In the film, which opened Friday, Damon plays a man named Edward Wilson, whose greased hair parts from left to right, whose bespectacled eyes never well and whose rare smile is more like a sneer. He is a CIA operative intent on gaining Cold War intelligence on the Russians, and later on unmasking a mole within the CIA. This obsessive, trust-no-one way of life eats at Wilson's soul, his marriage and the tenuous relationship with his son.

It is the third consecutive role in which Damon must play, well, adult, following his turns as an energy analyst in "Syriana" and a crooked cop in "The Departed."

It's a career direction, says Damon, that he couldn't be happier with.

"I'm aging just like anyone else," he says, though looking at him, you begin to wonder. "But the roles do get better. I'd say objectively that the best roles out there tend to be for men 35 to 55 years old."

For the record, the average age of those best actors listed above is 41-plus, the oldest of the bunch a still-going-strong Denzel at 51.

Also for the record, the story behind Damon's involvement in "Shepherd" is a fascinating one in and of itself, one you might even say has two beginnings.

In 1997, before Matt Damon was Matt Damon -- that is, before the mostly unknown actor and his equally charismatic childhood pal, Ben Affleck, were to become Hollywood darlings by way of their own script called "Good Will Hunting" -- Damon asked his agent, Patrick Whitesell, to send him the five best unproduced screenplays floating around Hollywood.

"There aren't any roles for you in these movies," Whitesell told his client.

"I know," replied Damon. "I just want to read them."

The scripts came. Among them: "The Good Shepherd," by Eric Roth. Damon loved the tale, but indeed saw no role in it for him.

No matter, because "Hunting" would soon be released to critical acclaim and a box-office blitz, and in March 1998, Damon and Affleck would hoist Oscar statuettes for best original screenplay and deliver perhaps the most memorable acceptance speech of the night, an unapologetically exuberant Thank You to moms and dads and Bostonians and Cuba Gooding Jr.

That night, host Billy Crystal had plenty of fun at Damon's expense, once quipping that Damon "must feel like he's on the Senior's Tour," the young pup competing also in the best-actor category with screen legends Peter Fonda, Robert Duvall, Dustin Hoffman and eventual winner Jack Nicholson.

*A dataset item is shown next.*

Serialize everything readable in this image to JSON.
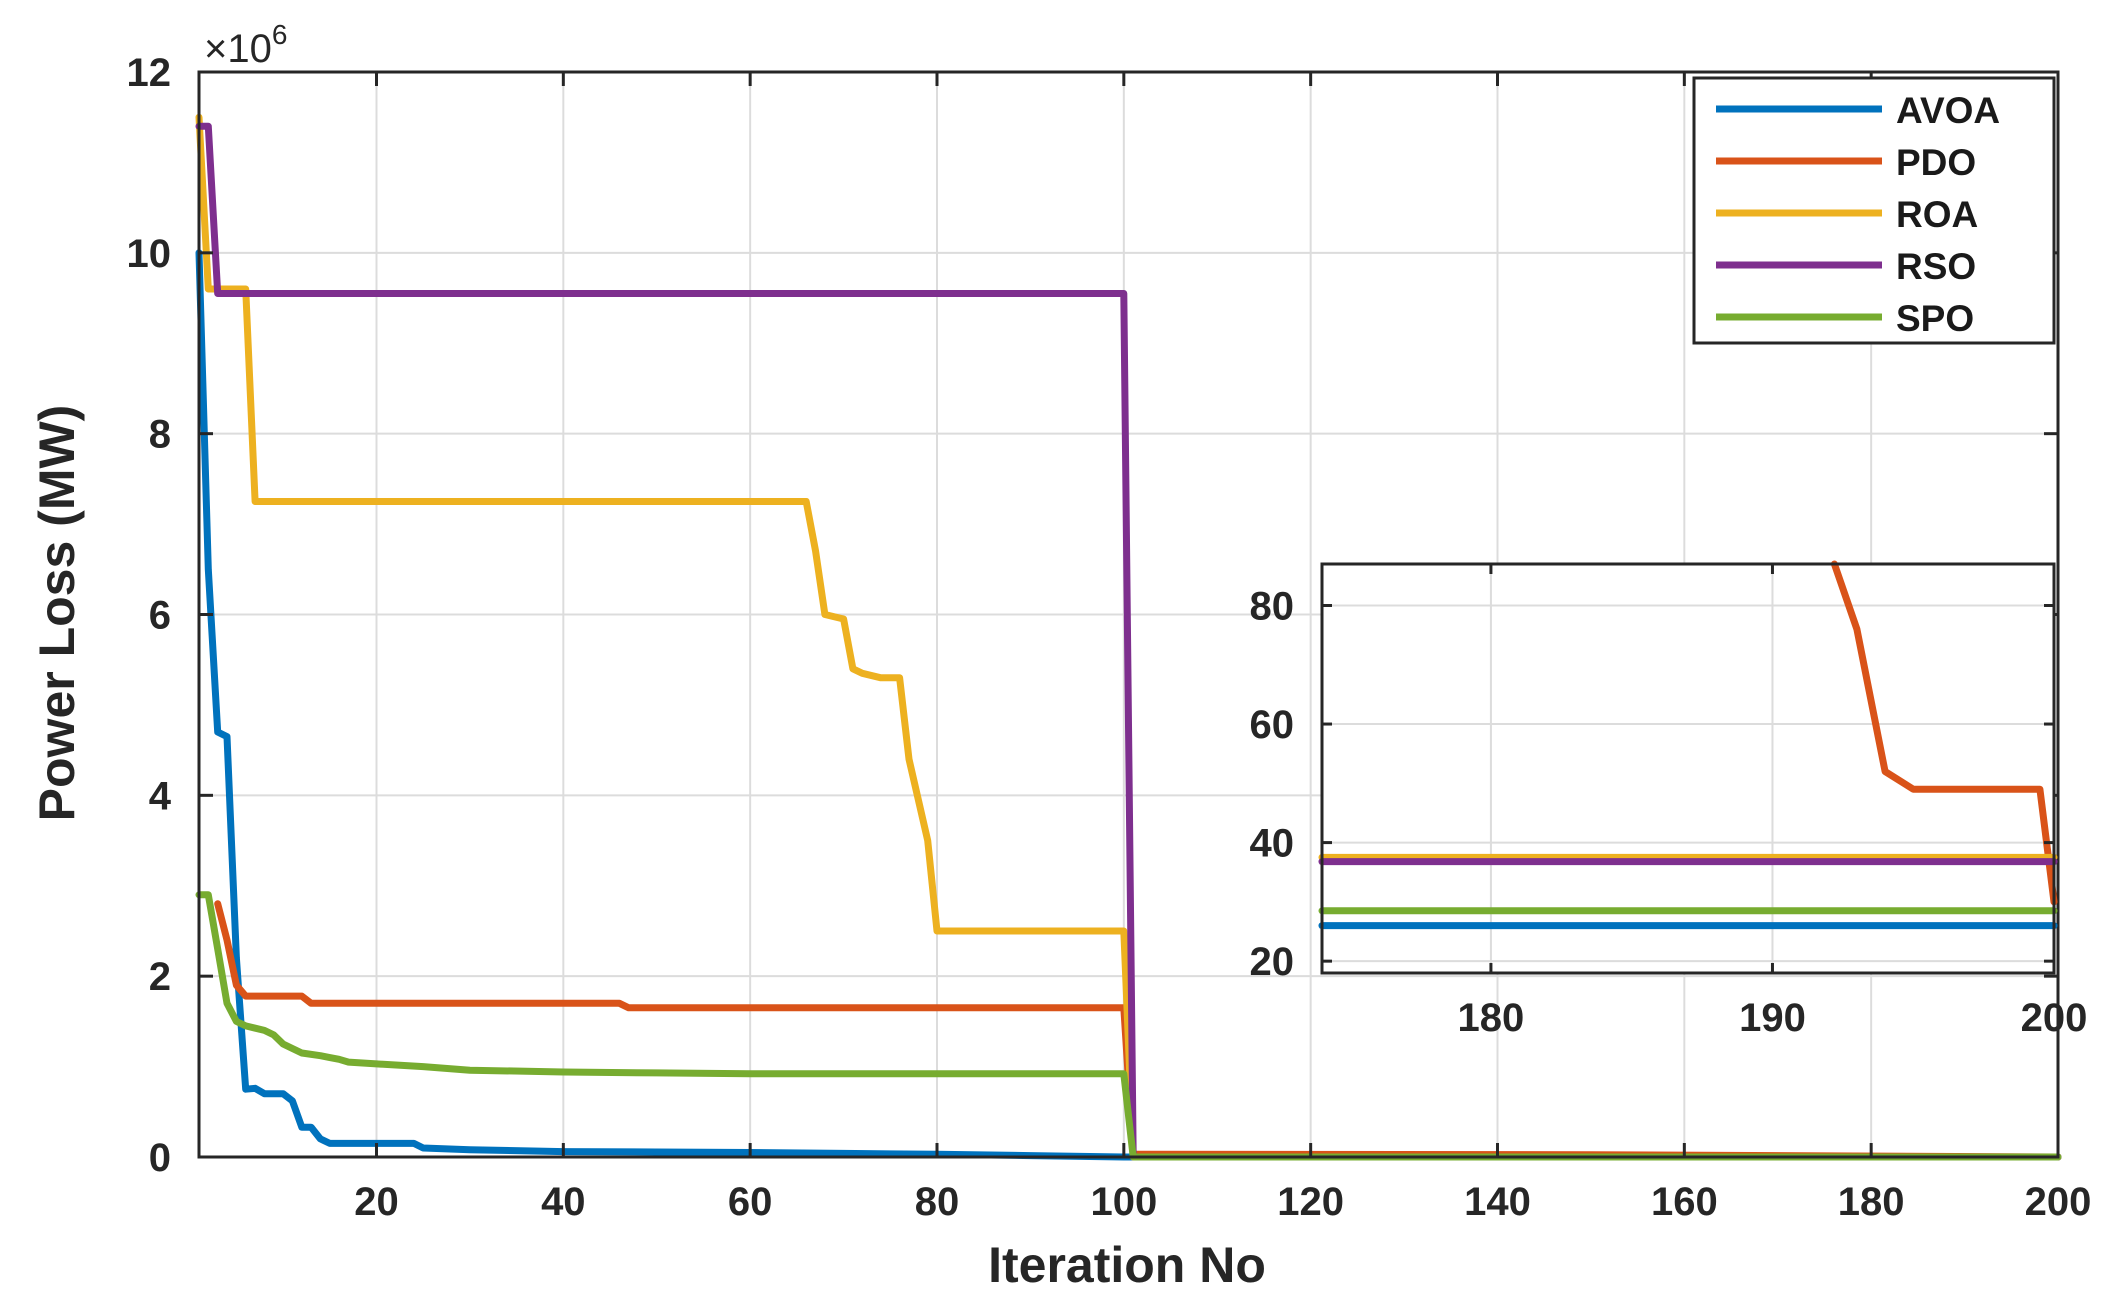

Damon was more than happy to take the ribbing; he and his best bud had truly arrived, and that entire Oscar experience remains something of a dream, including an industry party he attended that same weekend with Affleck and their family members.

"It was like, 'Tom Cruise is here! Brad Pitt is here!' " Damon remembers. "My family would run up and tell me who'd shown up. Then (Martin) Scorsese and De Niro rolled in, and the room just stops -- even that room stops."

Damon reveled in just a brief handshake, nothing more, with both men. And so you can imagine the range of emotions he felt years later, when he signed up for a Scorsese flick and had to say no to De Niro.

And so we turn to the second beginning of Damon's "Good Shepherd" story.

"When you're talking about Bob, you don't say 'Bob was in Taxi Driver,' you say Travis Bickle, you say Jake La Motta, Rupert Pupkin," Damon says, meaning that when you look into the eyes of Robert De Niro, you see the men he's played too.

And so one day it came to be, Damon saying no to Vito Corleone. They were sitting in a Manhattan production office in 2004, De Niro having offered Damon the lead in "The Good Shepherd" by way of a surprise phone call a few days before.